The results that were obtained for the interaction of THI with GSH at physiological pH in the presence of 30% ACN are all congruent with the formation of a GS-EtHg adduct at these conditions (Figure 7). Although our results were not obtained in 100% aqueous solution, previous studies have conclusively demonstrated that THI—after its incubation with RBC cytosol at 37° Celsius—degraded over a 6 h period and progressively co-eluted with hemoglobin (Hb) [7]. The binding of the EtHg-breakdown product of THI to Hb was confirmed by analyzing a fraction containing the putative EtHg-Hb adduct by X-ray absorption spectroscopy, which revealed a Hg-S bond length that was congruent with literature results [7]. Based on these previous studies obtained with RBC cytosol it appears that THI degrades within cells and the formed degradation product EtHg will then competitively bind to biological thiols, such as GSH and/or Hb based on steric factors. Future studies should investigate whether the GS-EtHg adduct can bind to cytosolic proteins, such as Hb using established metallomics techniques [7]. Based on previous results by others another promising future investigation is to evaluate if the GS-EtHg adduct will bind to calcium channels as there appears to be a link between THI and the perturbation of the Ca-metabolism in certain cell types [20,21].
3. Experimental
3.1. Chemicals and Solutions
Thimerosal (97–101%), L-glutathione reduced (>98%), L-cysteine (>98%), sodium phosphate dibasic (Na2HPO4, >98.5%), sodium phosphate monobasic (NaH2PO4, >98%), sodium chloride (NaCl, >99.5%), acetonitrile (ACN, Chromasolv, HPLC grade, >99.9%) and deuterium oxide (D2O, 99.9 atom % D) were purchased from Sigma Aldrich (St. Louis, MO, USA).

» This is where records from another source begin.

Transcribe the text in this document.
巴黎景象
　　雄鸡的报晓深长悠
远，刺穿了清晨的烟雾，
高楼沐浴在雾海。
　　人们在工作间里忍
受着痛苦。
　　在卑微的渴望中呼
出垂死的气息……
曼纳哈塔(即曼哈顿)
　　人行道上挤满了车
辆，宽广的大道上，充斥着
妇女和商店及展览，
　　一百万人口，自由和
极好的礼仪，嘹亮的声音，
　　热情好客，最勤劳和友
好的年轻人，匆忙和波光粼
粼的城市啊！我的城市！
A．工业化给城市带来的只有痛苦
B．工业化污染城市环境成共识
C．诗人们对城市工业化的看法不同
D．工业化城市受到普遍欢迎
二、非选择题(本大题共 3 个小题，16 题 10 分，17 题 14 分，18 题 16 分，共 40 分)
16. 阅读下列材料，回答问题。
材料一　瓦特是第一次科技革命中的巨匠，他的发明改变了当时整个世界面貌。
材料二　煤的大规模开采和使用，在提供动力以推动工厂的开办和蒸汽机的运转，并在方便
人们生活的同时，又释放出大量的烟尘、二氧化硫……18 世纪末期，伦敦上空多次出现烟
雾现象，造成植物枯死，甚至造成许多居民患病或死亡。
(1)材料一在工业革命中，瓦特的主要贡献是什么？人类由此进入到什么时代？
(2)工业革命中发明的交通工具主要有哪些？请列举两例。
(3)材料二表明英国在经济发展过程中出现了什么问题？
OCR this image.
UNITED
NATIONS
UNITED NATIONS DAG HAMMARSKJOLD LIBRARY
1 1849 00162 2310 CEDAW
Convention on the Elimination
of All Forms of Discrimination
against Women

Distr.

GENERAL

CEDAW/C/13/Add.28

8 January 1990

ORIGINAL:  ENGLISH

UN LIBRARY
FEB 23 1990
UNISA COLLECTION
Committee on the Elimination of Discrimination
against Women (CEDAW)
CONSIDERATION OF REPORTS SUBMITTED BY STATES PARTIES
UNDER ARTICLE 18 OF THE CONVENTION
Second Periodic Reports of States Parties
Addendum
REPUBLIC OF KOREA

A 0.1 M solution of THI was made every day by dissolving 10.1 mg in 250 μL 0.8% NaCl, prepared by dissolving 0.8 g of NaCl in 100 mL deionized (dI) water from a Simplicity UV water purification system (Millipore, Billerica, MA, USA). Mobile phases were prepared by mixing 100 mM of Na2HPO4 and 100 mM of NaH2PO4 solutions to obtain pH 7.4 using a VWR Symphony SB20 pH meter (Thermo Electron Corporation, Beverly, MA, USA). Then ACN was added to achieve a 30% final concentration (v:v). Mobile phases that contained GSH (0–20 mM) were prepared by adding the corresponding amount of GSH to the ACN containing phosphate buffer to give 150 mL of GSH-containing buffer (0.6915 g of GSH to obtain the 15 mM GSH buffer). Mobile phases containing up to 20 mM Cys were prepared in an analogous manner. Then, the pH of the final solution was adjusted to 7.4 with 0.4 M HCl and all mobile phases were filtered through 0.45 μm MCE nitrocellulose membrane filters (Millipore, Mandel Scientific, Guelph, ON, Canada).
3.2. Instrumentation
The HPLC system comprised an Azura P2.1S pump equipped with a ceramic pump head, a Rheodyne 9725 injector (Rheodyne, LLC, 600 Park Court. Rohnert Park, CA, USA), a 50 μL sample loop and a Gemini 5 μm C18 HPLC column (Phenomenex, 411 Madrid Avenue Torrance, CA, USA) 150 × 4.6 mm, 5 μm particle size). The flow rate was 1.0 mL min−1 and 0.1 M solutions of THI were injected. All separations were conducted at room temperature (22 °C) and Hg was detected using a Buck Model 200A flame atomic absorption spectrometer (FAAS, Buck Scientific, East Norwalk, CT, USA) at 253.7 nm. The HPLC column exit was connected to the FAAS inlet with polyethylene tubing (I.D. 0.13 mm, length 8 cm) and its void volume (t0 = 92 s) was determined by injecting a NaCl solution and observing the yellow color of the flame using dI water as the mobile phase. To determine the recovery of Hg in the HPLC experiments, we injected 1000 μg of Hg into a hollow plastic tube (0.15 mm × 21 cm) and defined the area that was obtained from the FAAS (10.26 ± 0.3 area units) as 100%. The total Hg peak areas determined by integrating all Hg peaks were then expressed as a percentage of this theoretical peak area of 100%.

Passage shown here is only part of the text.